The new extension was announced on April 15 and it provides a simple, but compelling policy counterpoint to the Arkansas tar sands oil spill that occurred just a few weeks ago: continued dependency on petroleum poses a growing threat to water resources and property values, while a sustainable, national biofuel policy can mitigate those risks while helping to promote economic development in underserved rural communities.
Farm-to-table, Farm to Fly
In the not too distant past, energy production was far down on USDA’s to-do list, but its role stepped up under the Bush Administration with a federal corn ethanol initiative. It has grown exponentially under the Obama Administration and the focus has shifted to non-food biofuel feedstocks.
As a federal government echo of the farm-to-table movement, Farm to Fly is rooted in the classic USDA mission of promoting agricultural development as an essential element of the general welfare, ensuring the nation of the steady, abundant and sustainable domestic production of a fundamental commodity while promoting rural economic development.
The first Farm to Fly initiative began in October 2010, as a means of combining the research and policy expertise of federal agriculture and air transportation agencies, along with Boeing Company and the trade organization Airlines for America, Inc., which advocates for sustainable aviation fuel, among other issues.
Along with researching the suitability of different non-food biomass feedstocks for jet fuels, the partnership also developed a tool for tracking the supply chain readiness of potential feedstocks, including the development of biomass-to-fuel conversion technology.
The USDA also began funding six coordinated agricultural projects that focus on developing regional systems for sustainable biofuel production. Three are focused specifically on developing jet fuels from forestry waste, woody biomass and switchgrass.
The new Farm to Fly end goal is to help develop a mainstream U.S. biofuel industry that is capable of producing about 1 billion gallons of drop-in aviation biofuel by 2018.
The “drop-in” qualifier is essential. It refers to biofuels that can meet or exceed the performance of conventional petroleum fuels, and that can be shipped, transferred and used without the need to modify shipping containers, pipelines, pumps, hoses, fuel tanks or engines.
Risk, regionalization, and green jobs
One thing that’s important to note about liquid biofuel is its vulnerability to transportation risks, as with any other liquid fuel or chemical. That includes pipeline spills and breaks as well as accidents on roadways and rail lines.
However, biofuels do have one major risk advantage over petroleum in terms of the transportation of the crude feedstock. The biofuel equivalent of crude oil is not a liquid, it is solid biomass, and the typical range of shipment to a biorefinery is measured in tens of miles, not hundreds.
The contrast is particularly sharp in the case of the Keystone XL pipeline, the proposed route of which will take a chemically diluted tar sands oil slurry across thousands of miles and hundreds of waterways down the midsection of the U.S., from Canada to refineries along the Gulf Coast.

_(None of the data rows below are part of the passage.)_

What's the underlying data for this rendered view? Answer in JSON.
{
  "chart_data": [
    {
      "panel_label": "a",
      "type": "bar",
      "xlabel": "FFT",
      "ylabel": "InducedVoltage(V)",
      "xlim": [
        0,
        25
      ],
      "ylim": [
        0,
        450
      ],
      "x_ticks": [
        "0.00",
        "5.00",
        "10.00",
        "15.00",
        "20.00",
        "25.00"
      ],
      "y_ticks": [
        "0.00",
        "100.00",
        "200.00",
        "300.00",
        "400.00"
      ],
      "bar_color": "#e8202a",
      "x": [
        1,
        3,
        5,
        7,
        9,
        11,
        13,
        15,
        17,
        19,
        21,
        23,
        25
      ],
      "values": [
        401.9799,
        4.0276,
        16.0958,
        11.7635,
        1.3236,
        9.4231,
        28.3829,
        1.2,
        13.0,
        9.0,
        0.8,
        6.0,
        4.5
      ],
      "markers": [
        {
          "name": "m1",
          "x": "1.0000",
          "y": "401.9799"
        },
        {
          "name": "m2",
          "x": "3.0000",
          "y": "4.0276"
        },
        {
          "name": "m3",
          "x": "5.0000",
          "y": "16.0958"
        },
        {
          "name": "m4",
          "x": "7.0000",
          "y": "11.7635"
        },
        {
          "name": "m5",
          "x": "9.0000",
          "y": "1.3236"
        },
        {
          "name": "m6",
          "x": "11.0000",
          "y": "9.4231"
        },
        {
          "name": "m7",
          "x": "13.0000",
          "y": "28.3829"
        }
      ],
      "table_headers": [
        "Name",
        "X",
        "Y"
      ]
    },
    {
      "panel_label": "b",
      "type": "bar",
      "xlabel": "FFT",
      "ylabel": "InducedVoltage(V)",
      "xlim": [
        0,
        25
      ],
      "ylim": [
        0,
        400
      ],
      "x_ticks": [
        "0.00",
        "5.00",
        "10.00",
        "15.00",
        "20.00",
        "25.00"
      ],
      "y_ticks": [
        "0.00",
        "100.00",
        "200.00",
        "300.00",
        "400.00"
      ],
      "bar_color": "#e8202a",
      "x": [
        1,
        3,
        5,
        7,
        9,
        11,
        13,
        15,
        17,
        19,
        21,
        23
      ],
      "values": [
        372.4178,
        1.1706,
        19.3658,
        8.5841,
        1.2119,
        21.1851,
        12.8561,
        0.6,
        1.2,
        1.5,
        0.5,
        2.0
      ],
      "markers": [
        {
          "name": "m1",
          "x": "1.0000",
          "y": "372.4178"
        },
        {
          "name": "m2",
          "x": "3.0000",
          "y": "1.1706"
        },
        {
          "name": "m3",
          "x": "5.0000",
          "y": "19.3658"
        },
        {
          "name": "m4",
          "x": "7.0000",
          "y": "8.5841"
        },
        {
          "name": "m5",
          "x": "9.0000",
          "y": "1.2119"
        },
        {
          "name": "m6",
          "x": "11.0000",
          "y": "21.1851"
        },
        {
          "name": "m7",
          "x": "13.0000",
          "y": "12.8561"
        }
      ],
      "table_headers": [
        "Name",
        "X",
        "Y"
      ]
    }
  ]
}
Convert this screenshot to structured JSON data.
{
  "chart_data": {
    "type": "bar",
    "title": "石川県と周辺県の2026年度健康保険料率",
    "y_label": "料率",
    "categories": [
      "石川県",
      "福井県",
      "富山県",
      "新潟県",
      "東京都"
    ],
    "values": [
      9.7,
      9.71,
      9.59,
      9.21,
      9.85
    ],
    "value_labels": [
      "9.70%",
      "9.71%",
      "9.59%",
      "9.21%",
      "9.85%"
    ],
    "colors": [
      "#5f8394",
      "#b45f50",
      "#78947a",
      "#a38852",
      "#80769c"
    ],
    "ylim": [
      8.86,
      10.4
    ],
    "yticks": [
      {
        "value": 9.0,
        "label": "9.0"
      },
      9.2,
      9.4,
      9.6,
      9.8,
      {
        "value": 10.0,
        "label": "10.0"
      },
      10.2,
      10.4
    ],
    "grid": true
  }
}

When it comes to shipping the refined products to consumer distribution points, biofuels also hold a potential advantage. The hyper-local nature of biofuel refining, combined with the potential availability of different biofuel crops in every region of the U.S., should lead to regionalized distribution systems that help reduce the distances, and thereby the risks, involved in refinery-to-sales point transportation.
In terms of economic development, a sustainably managed biofuel crop policy would also have the potential to bring new energy jobs to rural areas where no petroleum reserves exist.
That is basically what the Obama Administration has working been toward, through Farm to Fly and other biofuel programs.
Farm to Fly versus fossil fuels
From a national security imperative, domestic food production is equally as important as domestic energy production, and to a great extent agricultural productivity is dependent on energy production, too.
However, the two have always been uneasy neighbors in terms of land use and water resource issues, and they are on an accelerating collision course as “easy” fossil fuel fields have tapped out. The end result is the development of tar sands oil as well as an increase in the gas and oil drilling method called hydrofracturing (aka fracking). In the context of an aging oil pipeline infrastructure and gaping regulatory loopholes, both pose a threat to the nation’s inland water resources and consequently to the sustainability of the nation’s agriculture, which itself now includes a growing energy crop sector.
Add to that the interest of the Department of Defense in developing a vigorous domestic biofuel industry in support of energy security, particularly regarding aviation biofuel for the Air Force and Navy, and you can see where high risk fossil fuel projects like the Keystone pipeline seem forced and seriously out of date.